Intended for healthcare professionals

Career Focus


BMJ 1999; 319 doi: (Published 09 October 1999) Cite this as: BMJ 1999;319:S3-7215
  • Transcribing five different perspectives on continuing medical education for hospital doctors has produced a readable introduction for what must surely be one of the Standing Committee on Postgraduate Education's last reports. Perhaps most interesting is how a chief executive views CME for consultants: full of understanding of the problem, but less able to do anything about it without ringfenced resources. Her conservative estimate of £2 500 for each consultant adds up to a cool £300m calculated nationally, and she adds “I have 90 consultants but 2 500 other staff: being fair to them is also a major issue.”
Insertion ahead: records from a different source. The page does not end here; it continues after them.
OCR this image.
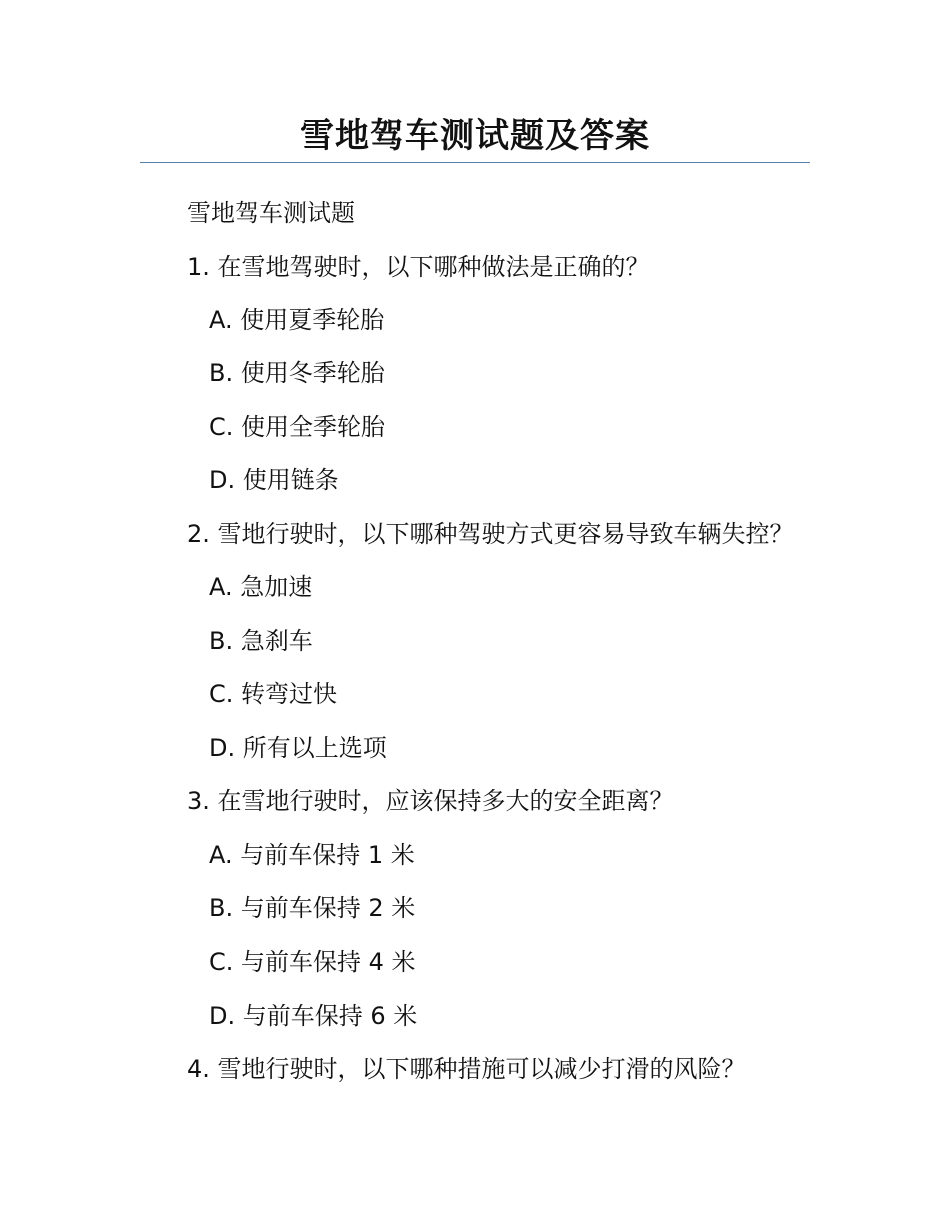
雪地驾车测试题及答案
雪地驾车测试题
1. 在雪地驾驶时，以下哪种做法是正确的？
A. 使用夏季轮胎
B. 使用冬季轮胎
C. 使用全季轮胎
D. 使用链条
2. 雪地行驶时，以下哪种驾驶方式更容易导致车辆失控？
A. 急加速
B. 急刹车
C. 转弯过快
D. 所有以上选项
3. 在雪地行驶时，应该保持多大的安全距离？
A. 与前车保持 1 米
B. 与前车保持 2 米
C. 与前车保持 4 米
D. 与前车保持 6 米
4. 雪地行驶时，以下哪种措施可以减少打滑的风险？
    But it's not just money: among the exhortations for ideas to influence the effectiveness of strategic planning are some practical suggestions: new consultants should have a buddy (experienced consultant) to show them the ropes.There is also a qualitative study into doctors' attitudes to CME in three trusts. The researchers propose four categories of CME: elective, routine, informal contact with colleagues, and learning activity triggered by direct patient care. Many of the results amplify known factors about CME: that many doctors exceed suggested activity levels by a considerable margin, but also that many meetings are attended out of duty rather than for their primary educational value. Also of note is the fact that keeping logbooks and diaries up to date was a source of irritation to many. Overall, say the researchers, the CME milieu is currently one of “benign community neglect” that allows individuals and groups to flourish. SCOPME. Strategy for continuing education and professional development for hospital doctors and dentists. London: SCOPME, 1999.